L’art ne peut exister par lui-même. Dieu demande à l’homme de contribuer à la beauté de sa création. L’homme est ainsi appelé à être un artisan du Beau. La musique sacrée, premier lieu où doit s’exprimer la beauté, peine à recruter ses ouvriers. Elle manque d’artistes, de disciples dociles au Beau, qui mettent leurs compétences reçues de Dieu au service de l’Eglise. Certes, nous voulons tous que nos liturgies soient belles. Mais nous oublions souvent que le Beau n’est pas une notion permanente ou automatique. Face à la tentation de la résignation ou du découragement, sommes-nous tout à fait sûrs de jouer pleinement la partition que Dieu a écrite pour nous ? Nous sommes souvent prompts à critiquer l'Eglise en observateur extérieur. Ne soyons pas des consommateurs mais artisans de la louange divine. Sans un don de soi véritable, nos prières ne seront que des théories, des paroles en l'air. La seule chose que nous puissions faire, pour répondre à un Dieu qui s'offre à nous, c'est nous offrir à notre tour. La beauté de notre chant, accompagnée efforts et des exigences qu'elle suscite, ne sont pas la moindre des occasions de rendre grâces. 
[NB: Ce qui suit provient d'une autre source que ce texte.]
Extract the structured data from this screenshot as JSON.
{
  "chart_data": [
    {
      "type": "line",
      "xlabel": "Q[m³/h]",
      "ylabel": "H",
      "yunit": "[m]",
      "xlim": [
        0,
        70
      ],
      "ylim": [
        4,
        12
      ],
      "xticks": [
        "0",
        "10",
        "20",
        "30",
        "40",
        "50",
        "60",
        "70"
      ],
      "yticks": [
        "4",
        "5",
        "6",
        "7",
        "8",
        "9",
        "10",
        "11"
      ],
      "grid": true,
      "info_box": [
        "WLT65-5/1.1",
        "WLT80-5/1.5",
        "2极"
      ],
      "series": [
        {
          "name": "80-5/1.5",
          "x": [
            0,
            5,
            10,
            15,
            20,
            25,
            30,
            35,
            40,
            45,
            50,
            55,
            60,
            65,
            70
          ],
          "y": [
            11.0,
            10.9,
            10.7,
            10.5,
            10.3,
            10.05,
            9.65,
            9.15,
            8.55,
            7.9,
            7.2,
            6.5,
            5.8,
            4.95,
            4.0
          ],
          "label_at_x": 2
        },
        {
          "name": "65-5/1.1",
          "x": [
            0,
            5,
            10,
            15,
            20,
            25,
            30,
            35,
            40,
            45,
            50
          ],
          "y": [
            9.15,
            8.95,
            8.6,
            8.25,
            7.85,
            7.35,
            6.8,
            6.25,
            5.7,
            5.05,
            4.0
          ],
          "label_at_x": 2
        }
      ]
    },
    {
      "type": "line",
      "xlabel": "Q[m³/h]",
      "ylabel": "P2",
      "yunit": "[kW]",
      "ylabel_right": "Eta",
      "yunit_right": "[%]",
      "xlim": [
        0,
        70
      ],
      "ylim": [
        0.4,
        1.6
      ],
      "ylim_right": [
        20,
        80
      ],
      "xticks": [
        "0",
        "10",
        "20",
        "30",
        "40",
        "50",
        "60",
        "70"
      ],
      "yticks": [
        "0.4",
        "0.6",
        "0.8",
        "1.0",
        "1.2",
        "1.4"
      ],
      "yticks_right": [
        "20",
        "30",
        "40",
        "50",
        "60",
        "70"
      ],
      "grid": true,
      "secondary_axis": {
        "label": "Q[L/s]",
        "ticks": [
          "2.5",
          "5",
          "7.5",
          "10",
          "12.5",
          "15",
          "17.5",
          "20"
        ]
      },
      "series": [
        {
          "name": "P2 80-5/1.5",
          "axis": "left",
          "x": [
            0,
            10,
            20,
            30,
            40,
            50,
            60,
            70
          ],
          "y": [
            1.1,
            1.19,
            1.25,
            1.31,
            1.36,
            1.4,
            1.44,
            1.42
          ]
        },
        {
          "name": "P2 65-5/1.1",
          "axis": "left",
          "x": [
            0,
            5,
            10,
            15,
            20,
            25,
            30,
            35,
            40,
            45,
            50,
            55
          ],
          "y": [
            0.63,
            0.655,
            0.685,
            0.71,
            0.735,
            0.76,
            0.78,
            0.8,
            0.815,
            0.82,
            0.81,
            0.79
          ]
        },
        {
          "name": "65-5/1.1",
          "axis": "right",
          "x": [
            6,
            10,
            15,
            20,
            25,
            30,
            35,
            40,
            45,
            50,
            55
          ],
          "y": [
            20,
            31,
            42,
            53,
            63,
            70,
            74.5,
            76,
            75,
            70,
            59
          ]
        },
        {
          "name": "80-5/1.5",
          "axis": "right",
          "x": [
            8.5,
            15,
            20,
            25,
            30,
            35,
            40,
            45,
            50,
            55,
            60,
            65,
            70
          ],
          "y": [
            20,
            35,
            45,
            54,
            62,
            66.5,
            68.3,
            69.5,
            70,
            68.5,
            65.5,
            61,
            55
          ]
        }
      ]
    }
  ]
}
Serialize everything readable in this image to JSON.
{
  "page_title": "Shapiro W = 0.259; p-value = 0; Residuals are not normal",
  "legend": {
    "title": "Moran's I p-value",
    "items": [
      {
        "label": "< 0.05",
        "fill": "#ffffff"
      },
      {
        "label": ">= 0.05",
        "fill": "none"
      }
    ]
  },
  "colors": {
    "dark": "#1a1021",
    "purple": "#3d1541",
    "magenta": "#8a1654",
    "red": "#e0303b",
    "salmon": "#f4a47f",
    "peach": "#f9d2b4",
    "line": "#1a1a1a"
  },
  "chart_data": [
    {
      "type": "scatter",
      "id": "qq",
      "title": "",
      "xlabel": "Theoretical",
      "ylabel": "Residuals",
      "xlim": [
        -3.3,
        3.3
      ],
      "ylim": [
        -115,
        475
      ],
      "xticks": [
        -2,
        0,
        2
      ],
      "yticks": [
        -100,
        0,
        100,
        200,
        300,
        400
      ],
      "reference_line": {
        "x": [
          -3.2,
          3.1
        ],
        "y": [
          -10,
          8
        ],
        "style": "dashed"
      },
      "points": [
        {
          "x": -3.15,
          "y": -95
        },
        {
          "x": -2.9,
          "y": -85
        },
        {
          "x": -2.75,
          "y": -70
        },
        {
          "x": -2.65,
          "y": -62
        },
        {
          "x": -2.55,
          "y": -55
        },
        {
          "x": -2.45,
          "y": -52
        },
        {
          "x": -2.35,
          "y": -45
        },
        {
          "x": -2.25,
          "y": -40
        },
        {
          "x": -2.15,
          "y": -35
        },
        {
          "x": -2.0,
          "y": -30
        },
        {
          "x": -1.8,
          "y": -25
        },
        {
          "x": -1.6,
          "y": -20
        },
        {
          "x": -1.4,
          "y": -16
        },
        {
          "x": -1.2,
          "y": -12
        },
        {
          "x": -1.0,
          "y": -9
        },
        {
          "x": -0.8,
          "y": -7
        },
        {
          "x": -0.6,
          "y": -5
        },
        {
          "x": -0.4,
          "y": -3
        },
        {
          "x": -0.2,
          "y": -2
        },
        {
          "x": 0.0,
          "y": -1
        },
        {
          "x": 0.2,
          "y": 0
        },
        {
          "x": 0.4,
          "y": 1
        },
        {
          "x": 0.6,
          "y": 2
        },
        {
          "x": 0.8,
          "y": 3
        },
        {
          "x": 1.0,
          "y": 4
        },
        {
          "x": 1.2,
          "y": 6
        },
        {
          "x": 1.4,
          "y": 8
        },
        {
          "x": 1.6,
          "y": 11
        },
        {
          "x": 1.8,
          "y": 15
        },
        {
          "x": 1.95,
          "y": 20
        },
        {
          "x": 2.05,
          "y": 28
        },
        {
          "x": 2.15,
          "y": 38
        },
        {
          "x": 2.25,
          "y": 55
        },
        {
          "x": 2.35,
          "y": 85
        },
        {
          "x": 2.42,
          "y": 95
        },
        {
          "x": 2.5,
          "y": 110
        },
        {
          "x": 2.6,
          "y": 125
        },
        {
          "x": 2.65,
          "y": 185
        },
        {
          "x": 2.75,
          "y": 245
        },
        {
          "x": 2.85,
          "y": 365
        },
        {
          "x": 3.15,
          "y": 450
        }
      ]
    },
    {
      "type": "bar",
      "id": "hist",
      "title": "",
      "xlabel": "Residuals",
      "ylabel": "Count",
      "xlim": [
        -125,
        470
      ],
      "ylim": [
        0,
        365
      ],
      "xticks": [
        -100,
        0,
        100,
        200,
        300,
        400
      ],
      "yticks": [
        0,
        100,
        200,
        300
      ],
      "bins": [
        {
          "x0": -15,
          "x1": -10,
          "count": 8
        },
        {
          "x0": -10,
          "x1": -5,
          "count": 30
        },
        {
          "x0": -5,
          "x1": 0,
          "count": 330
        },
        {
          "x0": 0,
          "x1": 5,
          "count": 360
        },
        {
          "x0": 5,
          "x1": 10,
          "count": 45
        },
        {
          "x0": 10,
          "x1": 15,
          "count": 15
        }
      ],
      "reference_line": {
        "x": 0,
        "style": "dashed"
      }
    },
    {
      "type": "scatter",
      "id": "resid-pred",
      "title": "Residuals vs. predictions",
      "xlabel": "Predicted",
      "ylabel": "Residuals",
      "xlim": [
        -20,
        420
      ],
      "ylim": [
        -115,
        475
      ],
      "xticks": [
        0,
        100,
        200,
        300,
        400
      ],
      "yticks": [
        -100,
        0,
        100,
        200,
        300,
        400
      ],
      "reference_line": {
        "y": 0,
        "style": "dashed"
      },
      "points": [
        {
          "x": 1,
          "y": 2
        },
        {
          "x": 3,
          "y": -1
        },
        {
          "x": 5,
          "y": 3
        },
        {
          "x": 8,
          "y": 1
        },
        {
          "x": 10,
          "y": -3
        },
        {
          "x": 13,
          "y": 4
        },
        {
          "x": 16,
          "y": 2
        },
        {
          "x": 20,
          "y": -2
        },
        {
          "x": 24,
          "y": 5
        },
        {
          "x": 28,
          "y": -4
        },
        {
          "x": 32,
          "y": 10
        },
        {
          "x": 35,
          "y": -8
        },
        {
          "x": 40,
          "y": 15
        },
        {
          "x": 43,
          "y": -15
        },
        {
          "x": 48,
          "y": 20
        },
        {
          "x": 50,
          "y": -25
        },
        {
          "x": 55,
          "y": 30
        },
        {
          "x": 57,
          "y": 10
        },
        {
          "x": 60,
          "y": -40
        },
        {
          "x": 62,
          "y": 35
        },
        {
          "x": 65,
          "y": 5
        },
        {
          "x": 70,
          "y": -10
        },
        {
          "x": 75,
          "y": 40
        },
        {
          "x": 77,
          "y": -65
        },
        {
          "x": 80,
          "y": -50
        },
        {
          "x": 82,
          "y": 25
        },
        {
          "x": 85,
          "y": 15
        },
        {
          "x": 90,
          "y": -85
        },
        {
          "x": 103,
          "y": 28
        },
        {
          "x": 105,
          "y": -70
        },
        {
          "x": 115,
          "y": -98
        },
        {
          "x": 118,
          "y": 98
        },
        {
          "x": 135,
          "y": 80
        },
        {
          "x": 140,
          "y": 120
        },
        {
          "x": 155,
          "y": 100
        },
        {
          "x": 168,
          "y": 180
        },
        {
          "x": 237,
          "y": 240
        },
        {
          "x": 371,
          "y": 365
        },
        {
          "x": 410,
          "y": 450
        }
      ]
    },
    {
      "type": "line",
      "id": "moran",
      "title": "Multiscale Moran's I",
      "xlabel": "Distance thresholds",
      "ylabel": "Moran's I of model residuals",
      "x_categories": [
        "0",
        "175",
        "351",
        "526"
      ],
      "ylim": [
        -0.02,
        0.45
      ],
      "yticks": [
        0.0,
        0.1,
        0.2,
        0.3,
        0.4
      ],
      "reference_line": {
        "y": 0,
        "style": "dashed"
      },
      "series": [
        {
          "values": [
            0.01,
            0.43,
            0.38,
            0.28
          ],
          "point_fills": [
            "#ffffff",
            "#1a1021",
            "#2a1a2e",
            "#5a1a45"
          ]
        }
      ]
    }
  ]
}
Nous devons absolument nous sentir concernés par cette vocation. L'urgence, c'est en effet d'accomplir chacun sa vocation, là où nous sommes, en temps et en heure, sans prétendre réformer le monde. Prendre part à la beauté de la louange divine n'est pas à considérer comme un simple loisir (" si JE veux, comme JE veux et quand JE veux..."). Par la priorité que nous donnons à notre fonction liturgique, nous devons accomplir cette vocation, dimanche après dimanche, faisant face aux obstacles et aux difficultés avec un zèle toujours renouvelé.  C'est vécu pleinement que c'est exaltant ...

Alors, si vous avez des compétences musicales doublées d'une solicitude pour le chant de l'Église, faites tout ce qui est en votre pouvoir pour ne jamais laisser passer une occasion de rendre toujours plus beau ce chant qui s'élève vers Dieu.